Were one to ask most people in Shelton to describe workers’ compensation benefits, they would likely receive responses detailing scenarios where a worker suffers a hampering (yet non-life-threatening) injury that keeps them out of work for a few months. Yet oftentimes the results of a workplace injury can be much more serious.
Indeed, according to information shared by the Occupational Safety and Health Administration, there were 5,250 workplace fatalities reported in 2018 alone. Many may wonder when a worker dies on the job what role workers’ compensation benefits may play in their loved one’s recovery.
Detailing death benefits paid to a worker’s family
Per Connecticut’s Workers’ Compensation Act, the family of one killed in a workplace accident is immediately entitled to a payment of $4,000 to help cover their burial and funeral expenses. After that, a spouse who was wholly dependent on the worker for their financial sustenance will receive weekly compensation that is equal to 75% of the deceased worker’s salary (as of the date of their debt). That amount adjusts annually every October to account for increases in the cost of living. The worker’s spouse will continue to receive this assistance up to the point that they either remarry or pass away.

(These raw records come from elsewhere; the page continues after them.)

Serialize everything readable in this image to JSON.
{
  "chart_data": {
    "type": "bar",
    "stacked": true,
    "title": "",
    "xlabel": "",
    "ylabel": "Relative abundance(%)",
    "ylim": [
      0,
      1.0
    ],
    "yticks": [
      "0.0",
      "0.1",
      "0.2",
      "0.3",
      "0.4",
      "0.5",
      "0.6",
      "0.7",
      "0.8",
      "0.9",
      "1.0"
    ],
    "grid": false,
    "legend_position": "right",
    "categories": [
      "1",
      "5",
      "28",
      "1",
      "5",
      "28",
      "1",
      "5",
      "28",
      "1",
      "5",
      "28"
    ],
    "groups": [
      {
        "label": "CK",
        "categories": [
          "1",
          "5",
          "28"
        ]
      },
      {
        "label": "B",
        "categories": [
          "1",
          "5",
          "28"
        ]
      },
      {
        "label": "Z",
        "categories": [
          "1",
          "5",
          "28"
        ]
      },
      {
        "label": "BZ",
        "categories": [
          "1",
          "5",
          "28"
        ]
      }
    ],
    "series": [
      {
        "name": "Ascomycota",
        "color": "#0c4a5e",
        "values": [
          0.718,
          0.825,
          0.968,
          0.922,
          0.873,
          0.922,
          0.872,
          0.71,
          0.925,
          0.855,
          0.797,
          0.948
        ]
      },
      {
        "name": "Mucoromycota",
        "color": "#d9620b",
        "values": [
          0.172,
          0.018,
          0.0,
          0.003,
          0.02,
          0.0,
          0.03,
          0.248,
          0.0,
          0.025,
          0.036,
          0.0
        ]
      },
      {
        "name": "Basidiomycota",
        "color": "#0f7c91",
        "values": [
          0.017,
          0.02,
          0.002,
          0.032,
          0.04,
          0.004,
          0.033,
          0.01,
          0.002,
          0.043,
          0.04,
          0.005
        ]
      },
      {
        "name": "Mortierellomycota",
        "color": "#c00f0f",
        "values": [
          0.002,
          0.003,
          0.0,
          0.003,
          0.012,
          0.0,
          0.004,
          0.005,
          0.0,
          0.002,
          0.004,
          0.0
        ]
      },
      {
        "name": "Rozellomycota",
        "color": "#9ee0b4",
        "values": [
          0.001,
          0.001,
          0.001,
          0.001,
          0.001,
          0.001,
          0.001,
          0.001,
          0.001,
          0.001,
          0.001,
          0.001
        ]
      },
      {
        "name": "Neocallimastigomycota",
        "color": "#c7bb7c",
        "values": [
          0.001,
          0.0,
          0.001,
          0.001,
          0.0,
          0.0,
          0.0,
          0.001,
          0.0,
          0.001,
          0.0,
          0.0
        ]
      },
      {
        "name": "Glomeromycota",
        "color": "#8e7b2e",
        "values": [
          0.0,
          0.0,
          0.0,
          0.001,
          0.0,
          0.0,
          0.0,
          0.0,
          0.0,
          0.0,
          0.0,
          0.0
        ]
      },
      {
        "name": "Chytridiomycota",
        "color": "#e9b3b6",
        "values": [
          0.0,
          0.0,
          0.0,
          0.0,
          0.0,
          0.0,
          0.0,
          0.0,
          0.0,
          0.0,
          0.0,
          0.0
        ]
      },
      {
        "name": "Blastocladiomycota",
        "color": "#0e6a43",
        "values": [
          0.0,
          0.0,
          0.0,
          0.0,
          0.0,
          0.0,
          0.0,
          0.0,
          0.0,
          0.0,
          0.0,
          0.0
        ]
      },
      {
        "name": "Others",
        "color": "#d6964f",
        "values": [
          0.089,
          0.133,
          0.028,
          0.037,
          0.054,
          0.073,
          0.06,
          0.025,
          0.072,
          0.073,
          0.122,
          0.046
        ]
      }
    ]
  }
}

Assistance for a deceased workers’ other dependents
If a worker killed on the job also has dependent children (and those children are also the children of or living with their surviving spouse), then the benefits received are the same as those detailed above. If the worker’s children are not the children of their surviving spouse (and are not living with the surviving spouse), then all eligible parties receive an equal portion of the death benefits. Dependent children are eligible for death benefits up to the age of 18 (or 22 if they are pursuing post-secondary schooling opportunities).